Gli avvocati Paolo Crescimbeni e Maria Teresa Lavari festeggiano: «Primo caso a Terni – annunciano – di annullamento con reintegra di un licenziamento intimato da Ast, con la ‘famigerata’ legge Fornero, in base alla quale si può licenziare un lavoratore per un fatto disciplinarmente rilevante anche se non di gravità tale da meritare il licenziamento. Basta che il fatto, pur non grave, sussista: in tal caso l’azienda viene condannata a pagare un risarcimento che può variare dalle 12 alle 24 mensilità, ma il posto di lavoro è perso per sempre».

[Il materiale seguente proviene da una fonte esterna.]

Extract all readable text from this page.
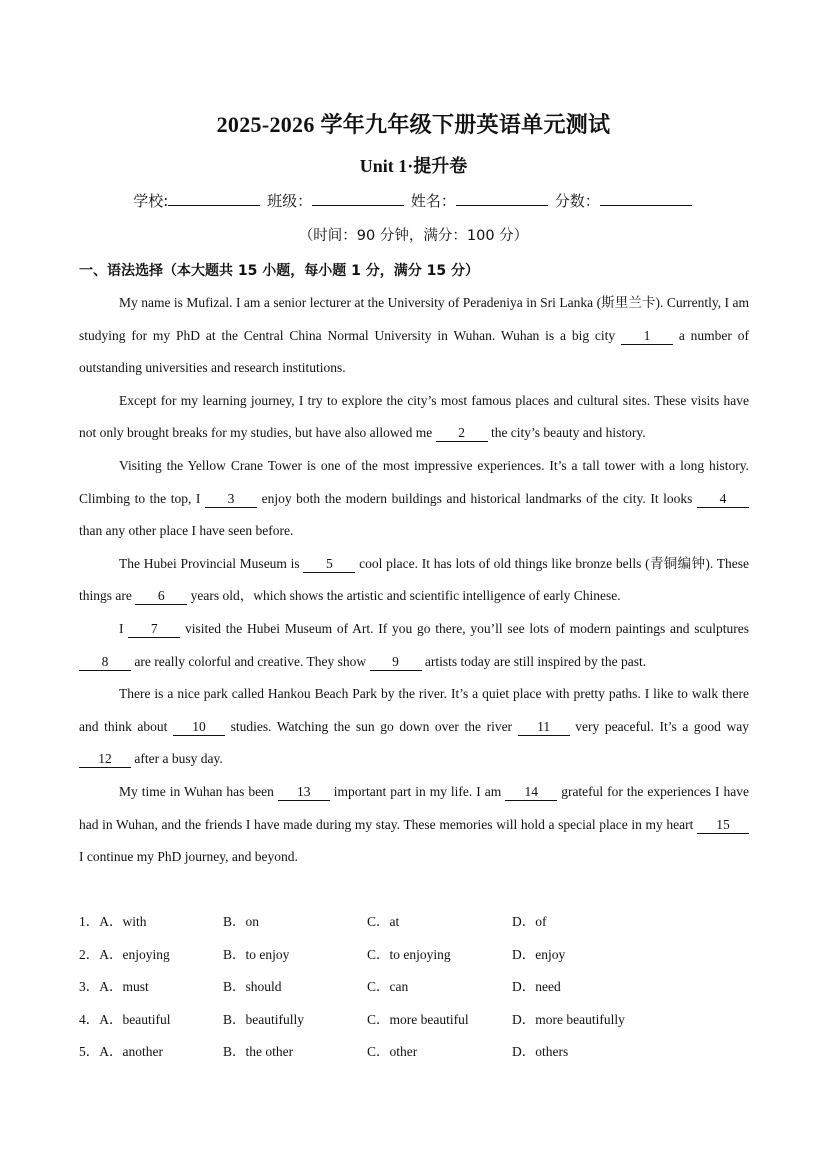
2025-2026 学年九年级下册英语单元测试
Unit 1·提升卷
学校:	班级：	姓名：	分数：
（时间：90 分钟，满分：100 分）
一、语法选择（本大题共 15 小题，每小题 1 分，满分 15 分）

My name is Mufizal. I am a senior lecturer at the University of Peradeniya in Sri Lanka (斯里兰卡). Currently, I am studying for my PhD at the Central China Normal University in Wuhan. Wuhan is a big city 1 a number of outstanding universities and research institutions.

Except for my learning journey, I try to explore the city’s most famous places and cultural sites. These visits have not only brought breaks for my studies, but have also allowed me 2 the city’s beauty and history.

Visiting the Yellow Crane Tower is one of the most impressive experiences. It’s a tall tower with a long history. Climbing to the top, I 3 enjoy both the modern buildings and historical landmarks of the city. It looks 4 than any other place I have seen before.

The Hubei Provincial Museum is 5 cool place. It has lots of old things like bronze bells (青铜编钟). These things are 6 years old，which shows the artistic and scientific intelligence of early Chinese.

I 7 visited the Hubei Museum of Art. If you go there, you’ll see lots of modern paintings and sculptures 8 are really colorful and creative. They show 9 artists today are still inspired by the past.

There is a nice park called Hankou Beach Park by the river. It’s a quiet place with pretty paths. I like to walk there and think about 10 studies. Watching the sun go down over the river 11 very peaceful. It’s a good way 12 after a busy day.

My time in Wuhan has been 13 important part in my life. I am 14 grateful for the experiences I have had in Wuhan, and the friends I have made during my stay. These memories will hold a special place in my heart 15 I continue my PhD journey, and beyond.

1．A．with	B．on	C．at	D．of
2．A．enjoying	B．to enjoy	C．to enjoying	D．enjoy
3．A．must	B．should	C．can	D．need
4．A．beautiful	B．beautifully	C．more beautiful	D．more beautifully
5．A．another	B．the other	C．other	D．others
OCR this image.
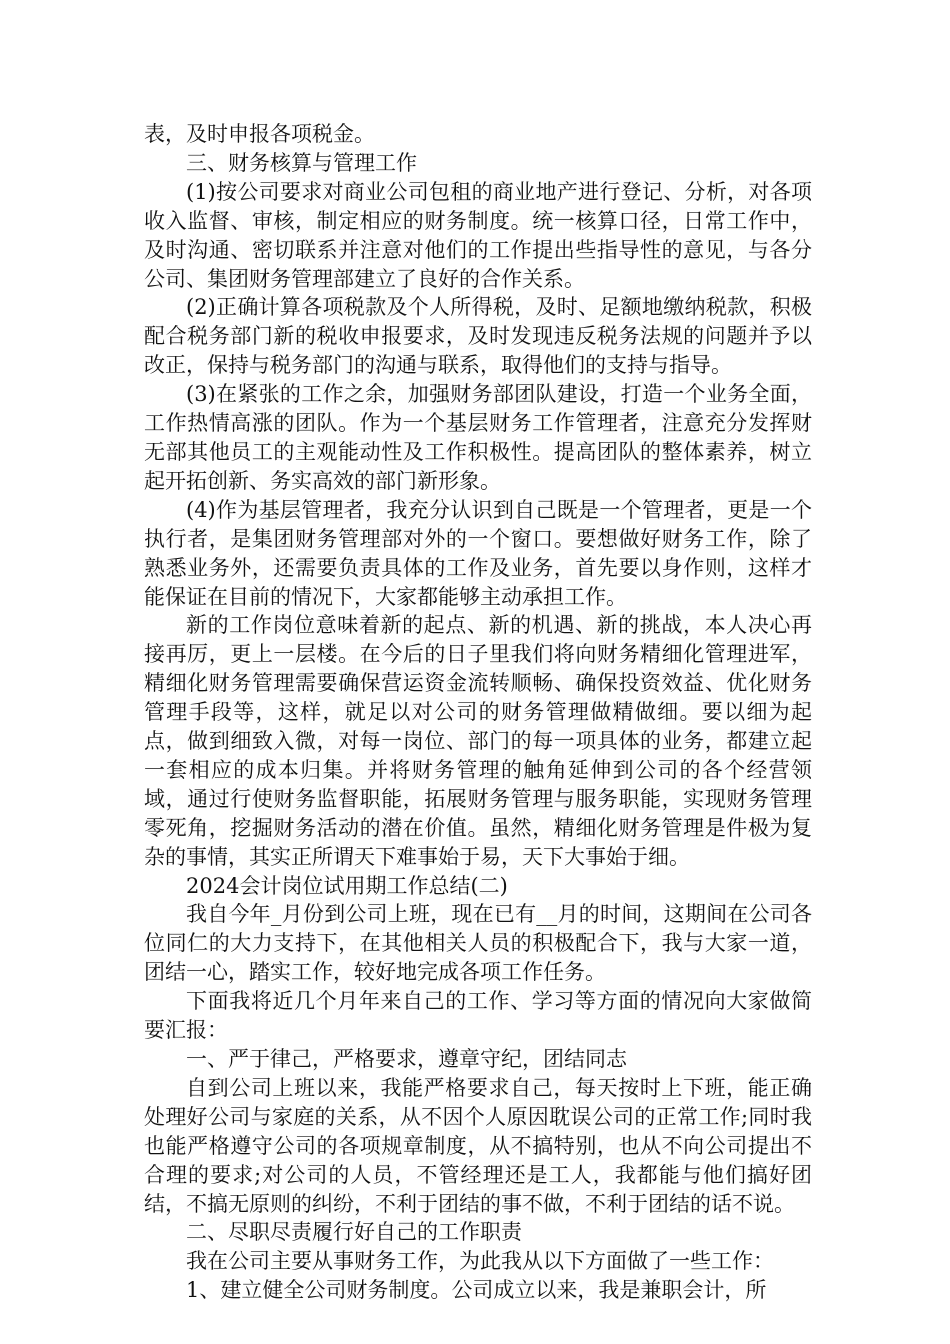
表，及时申报各项税金。

三、财务核算与管理工作

(1)按公司要求对商业公司包租的商业地产进行登记、分析，对各项收入监督、审核，制定相应的财务制度。统一核算口径，日常工作中，及时沟通、密切联系并注意对他们的工作提出些指导性的意见，与各分公司、集团财务管理部建立了良好的合作关系。

(2)正确计算各项税款及个人所得税，及时、足额地缴纳税款，积极配合税务部门新的税收申报要求，及时发现违反税务法规的问题并予以改正，保持与税务部门的沟通与联系，取得他们的支持与指导。

(3)在紧张的工作之余，加强财务部团队建设，打造一个业务全面，工作热情高涨的团队。作为一个基层财务工作管理者，注意充分发挥财无部其他员工的主观能动性及工作积极性。提高团队的整体素养，树立起开拓创新、务实高效的部门新形象。

(4)作为基层管理者，我充分认识到自己既是一个管理者，更是一个执行者，是集团财务管理部对外的一个窗口。要想做好财务工作，除了熟悉业务外，还需要负责具体的工作及业务，首先要以身作则，这样才能保证在目前的情况下，大家都能够主动承担工作。

新的工作岗位意味着新的起点、新的机遇、新的挑战，本人决心再接再厉，更上一层楼。在今后的日子里我们将向财务精细化管理进军，精细化财务管理需要确保营运资金流转顺畅、确保投资效益、优化财务管理手段等，这样，就足以对公司的财务管理做精做细。要以细为起点，做到细致入微，对每一岗位、部门的每一项具体的业务，都建立起一套相应的成本归集。并将财务管理的触角延伸到公司的各个经营领域，通过行使财务监督职能，拓展财务管理与服务职能，实现财务管理零死角，挖掘财务活动的潜在价值。虽然，精细化财务管理是件极为复杂的事情，其实正所谓天下难事始于易，天下大事始于细。

2024会计岗位试用期工作总结(二)

我自今年_月份到公司上班，现在已有__月的时间，这期间在公司各位同仁的大力支持下，在其他相关人员的积极配合下，我与大家一道，团结一心，踏实工作，较好地完成各项工作任务。

下面我将近几个月年来自己的工作、学习等方面的情况向大家做简要汇报：

一、严于律己，严格要求，遵章守纪，团结同志

自到公司上班以来，我能严格要求自己，每天按时上下班，能正确处理好公司与家庭的关系，从不因个人原因耽误公司的正常工作;同时我也能严格遵守公司的各项规章制度，从不搞特别，也从不向公司提出不合理的要求;对公司的人员，不管经理还是工人，我都能与他们搞好团结，不搞无原则的纠纷，不利于团结的事不做，不利于团结的话不说。

二、尽职尽责履行好自己的工作职责

我在公司主要从事财务工作，为此我从以下方面做了一些工作：

1、建立健全公司财务制度。公司成立以来，我是兼职会计，所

Il rentregro Nel caso di specie, invece, spiegano i due legali, «l’Ast, in persona dell’ad, dottoressa Lucia Morselli, è stata condannata tanto al reintegro del lavoratore licenziato che al risarcimento del danno (12 mensilità): i fatti risalgono al febbraio 2015 quando venne licenziato il signor M. R., ternano, addetto alla vigilanza in Ast, senza che ricorressero “gli estremi del giustificato motivo soggettivo o della giusta causa addotti del datore di lavoro”. Così ha stabilito il tribunale di Terni di fatto stabilendo che la sanzione espulsiva fu troppo grave rispetto al fatto contestato».
Legge in discussione? La «’scure’ Morselli – spiegano gli avvocati Crescimbeni e Lavari – calò quindi troppo forte, il licenziamento fu sanzione troppo grave, quindi illegittima. Da quanto risulta questo è il primo caso di reintegrazione in Acciaieria. La legge Fornero scricchiola? A livello legislativo forse, ma a livello applicativo essa è in vigore a tutti gli effetti anche se, nel caso di specie, il tribunale di Terni ha superato le maglie strettissime della legge stessa volta a rendere residuali le ipotesi di reintegra. In effetti la Corte di cassazione, in questi ultimi tempi, sta tentando di limitare, in via interpretativa, gli effetti più perversi della legge Fornero in attesa, forse, di una modifica della stessa in sede legislativa».